El ser, lo que parecía un hombre, nuestro hombre, pareció sorprendido. Ella pudo percibir cómo se detenía, mosqueado por su reacción, pero no se rindió. Dejó abajo en paz y prefirió centrar su atención arriba. La mano larga y áspera—una araña de cinco patas—subió por la pierna de Meline, pasó el estómago y llegó al pecho; atrapada en una lucha entre permitirle hacer y un sentimiento de asco y penuria, se dejó acariciar el seno izquierdo, un dedo tocó el pezón; él pegó su cuerpo y frotó el pene erecto en el trasero desnudo de Meline.
Momento incómodo
La mujer apretó los ojos, se mordió el labio inferior y dejó que un sentimiento de frustración, dolor y rendición la invadieran. Retiró la mano del seno cuando el ser lo apretó; aquél se detuvo otra vez, posó su nariz y olió el hombro de Meline, lo besó otra vez y acarició su brazo, pierna y nalgas, las apretó. Ella no respondió, expectante e incómoda, esperó.
Después de unos segundos de vacilación, decepcionado, el ente suspiró y se alejó.
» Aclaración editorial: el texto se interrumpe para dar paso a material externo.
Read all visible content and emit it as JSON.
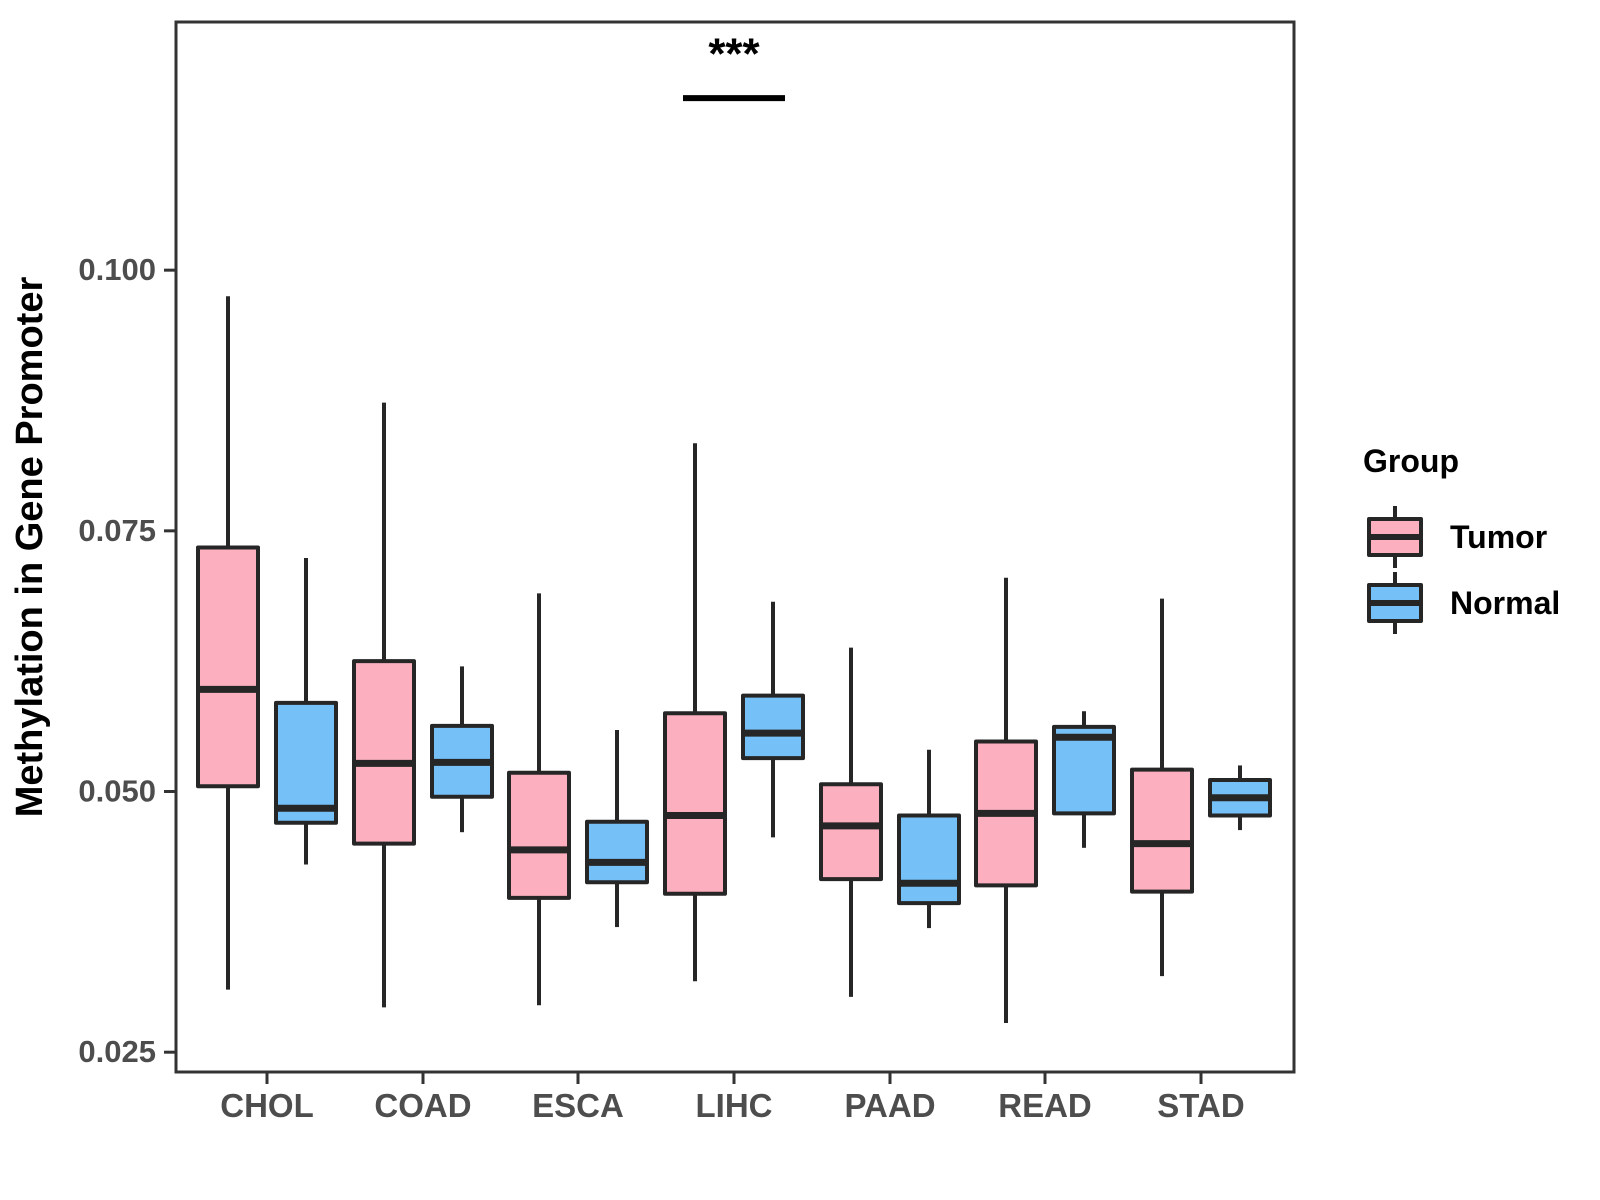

Ocultó su erección bajo las sábanas y ocupó otro lugar en la cama.
Meline deseó estar en un sueño, que el ser se fuera… que se fuera, que se fuera, que se fuera. Por desgracia—aunque apretó los ojos desesperada, deseando que la noche anterior y él desaparecieran de su memoria—podía distinguirlo junto a ella si estiraba la mano; eso, se la tomaría con reverencia y cariño. Sintió vacío en su interior, asco, uno profundo bañado por la pena, una cascada de agua fría que le oprimía el pecho.
¿Quién está en la habitación?
“¿Qué había hecho?”, se cuestionó con legitimo pesar. Se acurrucó y esperó. Si esperaba, quizá todo desaparecería y ella podría despertar en su cama como si nada hubiera pasado. “Acaso… ¿acaso me está viendo?”, inquirió. Su mirada, la mirada de él quemaba; le quemaba el interior, la espalda. De repente hacía calor en la habitación. Podía imaginarlo con los ojos blancos, sin pupila, en la semioscuridad, observándole paciente, hambriento.
Para romper la tensión, Meline atinó a decir una frase:
—Lo siento—.
Después de un largo silencio Eso contestó—sin asomo de emoción y una con voz profunda que no le pertenecía—un “Está bien”. Un silencio tenso regresó a la habitación.
El corazón de la mujer palpitó tan fuerte que pensó, podría escucharse a metros de distancia. “¿Hola? ¿Estoy sola?”, trató de preguntar Meline. No se atrevió a decir nada o moverse, no quiso cerrar los ojos. Un temor ciego le invadió.
Esa no era la voz del hombre con quien había compartido su cama, ¿o sí?